How Zero Trust Makes Businesses More Secure by Default

How Zero Trust Makes Businesses More Secure by Default

With all the breaches, hacks, and ransomware attacks making headlines lately, it’s pretty clear that companies are struggling to keep their data secure and their customers’ information private. Recent findings have demonstrated that even the biggest companies in the world cannot prevent these attacks from happening to them.

This can be not very encouraging, especially if you work in information security. But all hope is not lost! Changing how we think about security and adopting a zero-trust philosophy can make our businesses more secure by default than ever before—no matter how big or small they are!

Why Data Loss Prevention (DLP) Fails

Like firewalls, anti-virus software, and perimeter security controls, DLP is an essential piece of any IT security strategy. But just like these technologies, DLP isn’t a silver bullet that eliminates security risks. When implemented in isolation or as a single layer in a defense-in-depth approach, DLP can become an easy target for hackers and data thieves experienced at getting around it. To truly make your business more secure by default, you need to consider multiple layers of defense.

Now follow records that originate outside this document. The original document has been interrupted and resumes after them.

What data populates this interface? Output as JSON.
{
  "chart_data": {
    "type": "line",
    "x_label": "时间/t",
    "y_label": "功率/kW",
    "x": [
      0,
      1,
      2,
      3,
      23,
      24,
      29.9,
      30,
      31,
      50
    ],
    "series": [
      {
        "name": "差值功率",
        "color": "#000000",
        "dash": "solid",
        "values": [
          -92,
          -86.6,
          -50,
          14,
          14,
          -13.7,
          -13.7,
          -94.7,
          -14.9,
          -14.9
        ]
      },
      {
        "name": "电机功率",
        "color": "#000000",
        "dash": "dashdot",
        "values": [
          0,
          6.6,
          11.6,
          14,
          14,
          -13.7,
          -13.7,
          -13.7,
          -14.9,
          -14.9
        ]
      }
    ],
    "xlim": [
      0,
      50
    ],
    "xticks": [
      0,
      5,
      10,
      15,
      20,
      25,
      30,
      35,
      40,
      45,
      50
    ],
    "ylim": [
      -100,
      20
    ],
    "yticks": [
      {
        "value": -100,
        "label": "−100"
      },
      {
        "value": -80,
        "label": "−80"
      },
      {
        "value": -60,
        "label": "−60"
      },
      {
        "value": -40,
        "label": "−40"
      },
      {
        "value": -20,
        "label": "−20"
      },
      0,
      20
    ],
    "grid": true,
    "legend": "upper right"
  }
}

Risk Control in 3 Easy Steps

What are risk controls? They are defensive actions designed to prevent any potential threats or vulnerabilities from materializing into an actual problem. For example, a safety officer beyond a structure illustrates hazard control, and a vital one at that. He not only stands as an outward deterrent against potential troublemakers but also helps monitor and reduce risks internally.


The Security Model that Works! You’ve probably heard that putting all your trust in Zero Trust is good. The problem with trusting anyone, though, is that you never know when they might let you down. But what if we were to tell you there’s a way to keep everyone honest without trusting them? What if you could create a zero-trust environment that makes it impossible for any data loss or security breach?

Identity Access Management (IAM)

Identity Access Management is a security practice that enables access to resources based on identity, not location or device. It might mean that people can access your services and data from any device, but you know exactly who is accessing it. IAM has been around for some time now, but adoption has been slow due to a lack of awareness and poor user experience. The good news is that many organizations are beginning to adopt IAM practices into their enterprise strategy as they realize that Zero Trust makes business secure by default.

Threat and Vulnerability Management (TVM)

Every business – no matter how small – is at risk of being attacked. But even with proactive security measures, being hacked is a reality for most enterprises. The only way to truly minimize risk and secure your organization from an attack is to treat every employee as a threat and every device as a vulnerability until proven otherwise. Zero trust makes businesses more secure by default. (Emphasis ours.)

Incident Response and Reporting (IRR)

While zero-trust security is a reality today, it’s not enough to use technologies that isolate and protect data from unauthorized users. You must also build IRR policies to report and investigate any potential incidents, ensuring your business can respond quickly when breaches occur. A zero trust strategy works best when paired with a centralized reporting framework like Splunk; IRR technology can help you collect and analyze incident data for faster identification of threats, faster resolution processes and reduced risks for your business.

Zero Trust Architecture Diagrams

The diagram below provides a high-level overview of how Zero Trust Architecture works. It’s based on concepts first introduced in Security in Computing: Building Systems Resilient to Attack (2003) and Risk Management Guide for Information Technology Systems (2005).


We live in a world where technology permeates every aspect of our lives. As we’ve moved away from physical, tangible, and digital security, we’ve left ourselves vulnerable to stolen identities, breaches of sensitive data, attacks on our infrastructure, and more. Implementing zero trust security principles will ensure that even if one area of your business has a vulnerability, there will be multiple layers of protection between any threat actor and your company’s most valuable assets.